Location
- 100 Wolfpack Way Gallatin, Tennessee United States 36°23′59″N 86°33′54″W﻿ / ﻿36.3997°N 86.5650°W

Information
- Other names: LCHS
- Type: Public high school
- Established: 2022
- School district: Sumner County Schools
- Grades: 9–12
- Enrollment: 818 (2023–24)
- Colors: Navy, scarlet, Columbia blue, gray and white
- Mascot: Wolves
- Website: lch.sumnerschools.org

= Liberty Creek High School =

Public secondary school in Gallatin, Tennessee, United States

Liberty Creek High School is one of three public high schools in Gallatin, Tennessee.

==History==
By 2018, Gallatin had five schools at or over capacity: Howard Elementary School, Station Camp Elementary School, Station Camp Middle School, Rucker Stewart Middle School, and Gallatin High School.
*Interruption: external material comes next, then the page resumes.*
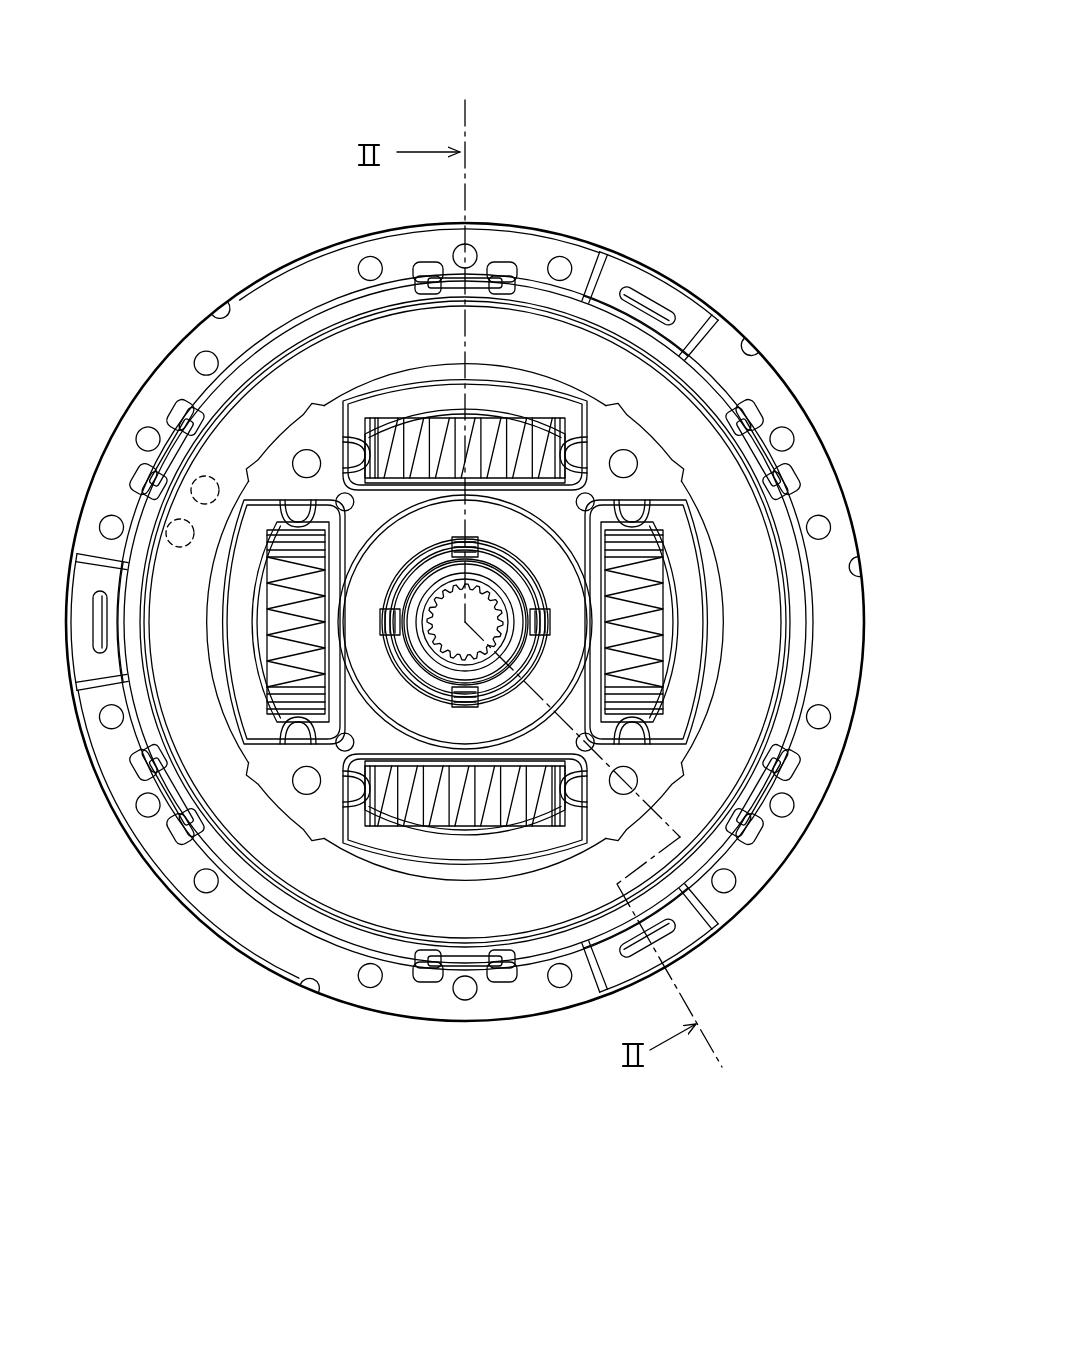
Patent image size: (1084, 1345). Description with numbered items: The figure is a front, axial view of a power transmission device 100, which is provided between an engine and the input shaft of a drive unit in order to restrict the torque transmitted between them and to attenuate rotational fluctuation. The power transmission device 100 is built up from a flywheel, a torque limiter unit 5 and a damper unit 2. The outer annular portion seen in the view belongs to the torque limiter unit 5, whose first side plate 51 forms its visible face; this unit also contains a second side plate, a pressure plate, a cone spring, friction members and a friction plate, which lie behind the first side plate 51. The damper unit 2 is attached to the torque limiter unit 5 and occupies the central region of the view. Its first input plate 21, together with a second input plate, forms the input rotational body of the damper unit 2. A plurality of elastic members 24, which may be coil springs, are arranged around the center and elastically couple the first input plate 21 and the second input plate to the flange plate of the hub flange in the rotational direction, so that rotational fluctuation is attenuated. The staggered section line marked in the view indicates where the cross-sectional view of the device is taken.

In response, Sumner County Schools released plans for a new cluster of schools in October 2019, which included Liberty Creek High School, along with an elementary school and a middle school of the same name.

The school board unanimously approved a construction bid for the campus in November 2019. Phillip Holt was chosen to be Liberty Creek's first principal. The school opened on August 1, 2022, serving students from grades 6–12. Students in grades 6–8 moved to the Liberty Creek Middle School campus after construction was completed in 2024.